Climate forecasting and climate change projections are currently made with general circulation models (GCMs) that integrate the complex interactions of atmosphere-land-ocean-ice systems to simulate the Earth's climate and make projections of its future change on timescales from decades to centuries. This report reviews the current state of GCMs, including their approaches, limitations, uncertainties, and performance. The report also describes various downscaling techniques used to scale GCM output from coarser spatial and temporal resolution to finer resolution.
The Earth's climate is a highly complex and nonlinear system, and it is difficult to fully understand and simulate how climate is changing in space and time. With the advent of high-speed computers and a better understanding of the climate system, numerical modeling of atmospheric and oceanic circulations has allowed climate forecasting and climate change projections to become increasingly skillful. Owing to the complex and chaotic nature of the global climate system, there are limitations in the degree to which GCMs are able to reproduce the Earth's climate. It is essential that decision-makers be aware of these limitations and the general strengths and weaknesses of GCMs, prior to using the products derived from them.
To review the current state of GCMs and downscaling techniques and recommend best practices in their use
The project team described the state of the art in GCMs and discussed the sources of uncertainty in projections based on them. The team explained how GCMs are processed to reduce their inherent uncertainties, correct for known biases, and apply to finer spatial and temporal scales. They also made some recommendations on best practices in the use of GCM models.
The "skill" of a GCM is a term used to measure the ability of a model to reproduce observed climate. Skill is assessed by comparing output from GCMs from the 20th century with observations from the 20th century. The more skillful the GCMs are in reproducing/simulating the 20th century, the more confidence there is in future climate projections. Based on the many assessments that have been made of GCM skill, some conclusions can be reached:
- GCMs are more skillful at predicting temperature than precipitation.
- GCMs are more skillful at predicting mean climate conditions than predicting climate extremes or variability.
- There is more skill in longer averaging periods.
- The projections from GCMs are most relevant when considering their long-range implications, such as for the second half of the 21st century.

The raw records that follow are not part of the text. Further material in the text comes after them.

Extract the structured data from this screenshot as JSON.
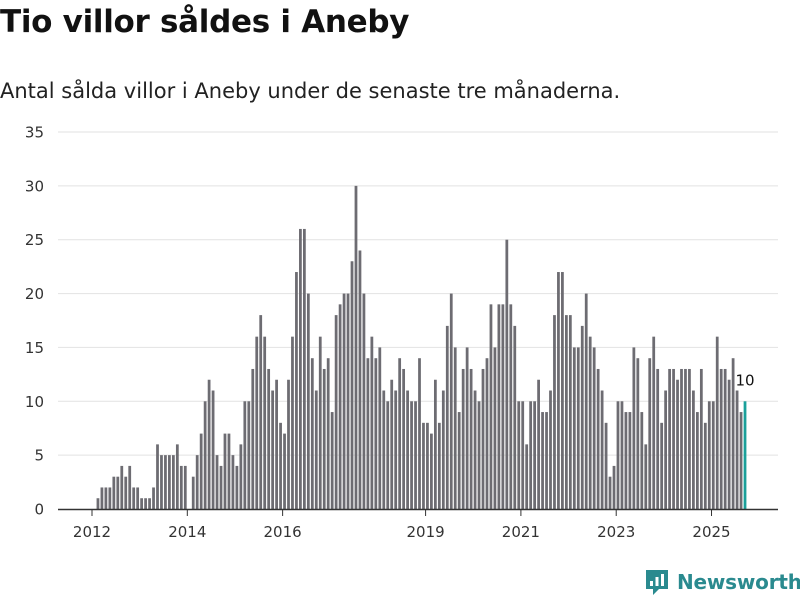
{
  "header": {
    "title": "Tio villor såldes i Aneby",
    "subtitle": "Antal sålda villor i Aneby under de senaste tre månaderna."
  },
  "brand": {
    "name": "Newsworthy"
  },
  "colors": {
    "bar": "#6d6c72",
    "highlight": "#1aa09a",
    "grid": "#e2e2e2",
    "axis": "#333333",
    "brand": "#2a8a8f"
  },
  "chart_data": {
    "type": "bar",
    "title": "Tio villor såldes i Aneby",
    "subtitle": "Antal sålda villor i Aneby under de senaste tre månaderna.",
    "xlabel": "",
    "ylabel": "",
    "ylim": [
      0,
      35
    ],
    "yticks": [
      0,
      5,
      10,
      15,
      20,
      25,
      30,
      35
    ],
    "grid": true,
    "x_start": 2012.0,
    "x_step": 0.0833,
    "xticks": [
      2012,
      2014,
      2016,
      2019,
      2021,
      2023,
      2025
    ],
    "values": [
      0,
      1,
      2,
      2,
      2,
      3,
      3,
      4,
      3,
      4,
      2,
      2,
      1,
      1,
      1,
      2,
      6,
      5,
      5,
      5,
      5,
      6,
      4,
      4,
      0,
      3,
      5,
      7,
      10,
      12,
      11,
      5,
      4,
      7,
      7,
      5,
      4,
      6,
      10,
      10,
      13,
      16,
      18,
      16,
      13,
      11,
      12,
      8,
      7,
      12,
      16,
      22,
      26,
      26,
      20,
      14,
      11,
      16,
      13,
      14,
      9,
      18,
      19,
      20,
      20,
      23,
      30,
      24,
      20,
      14,
      16,
      14,
      15,
      11,
      10,
      12,
      11,
      14,
      13,
      11,
      10,
      10,
      14,
      8,
      8,
      7,
      12,
      8,
      11,
      17,
      20,
      15,
      9,
      13,
      15,
      13,
      11,
      10,
      13,
      14,
      19,
      15,
      19,
      19,
      25,
      19,
      17,
      10,
      10,
      6,
      10,
      10,
      12,
      9,
      9,
      11,
      18,
      22,
      22,
      18,
      18,
      15,
      15,
      17,
      20,
      16,
      15,
      13,
      11,
      8,
      3,
      4,
      10,
      10,
      9,
      9,
      15,
      14,
      9,
      6,
      14,
      16,
      13,
      8,
      11,
      13,
      13,
      12,
      13,
      13,
      13,
      11,
      9,
      13,
      8,
      10,
      10,
      16,
      13,
      13,
      12,
      14,
      11,
      9,
      10
    ],
    "highlight_last": true,
    "annotation": {
      "label": "10",
      "value": 10
    }
  }
}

GCMs are limited in their ability to reproduce actual climate observations due to several intractable sources of uncertainty, which include the magnitude of future greenhouse gas (GHG) emissions, computational limitations, an incomplete understanding of atmospheric processes, and the inherently chaotic nature of the atmosphere. Due to the coarse spatial resolution of GCMs and their low skill in representing daily and monthly rainfall and temperature, GCM results typically require additional computational steps before being used in impact studies or for adaptation planning. This "post-processing" typical consists of bias correction to reduce known systematic errors and downscaling to produce higher spatial and temporal resolution output. Temporal downscaling is usually required because GCMs do not produce realistic daily climate data, especially in the case of precipitation. Spatial downscaling is required because the course resolution of the GCMs precludes them from representing topography, land use, and land cover features that influence local climate. There are two general categories of downscaling approaches: statistical downscaling, which involves the use of empirical relationships between coarse scale GCM output and higher resolution observations, and dynamical downscaling, which relies on higher resolution regional climate models (RCMs) that use GCM output as the input or boundary conditions to simulates the climate over a smaller region. Each category has associated strengths and weaknesses, although typically statistical downscaling performs as well or better than dynamical downscaling and is easier and more economical to use.
Climate models can provide substantial information about the possible climate changes that can be expected in the years ahead. However, for that information to be useful for an impacts assessment or for adaptation planning, careful consideration must be given to what information is gathered and how it is used. In the use of GCM data, an ensemble approach is recommended. This means that multiple runs from multiple GCMs should be used to best characterize the uncertainty associated with the models and the climate system itself. Downscaling is an appropriate technique to scale the GCM output to finer spatial and temporal resolution, but it should be used only when there is consensus on the direction of change in the GCMs, e.g., the models tend to project an increase or decrease in precipitation. The selection of downscaling methodology should be based on the particular application in terms of the variables of interest, timeframe, and spatial resolution required; the existence of previous studies; and the availability of historical observation data.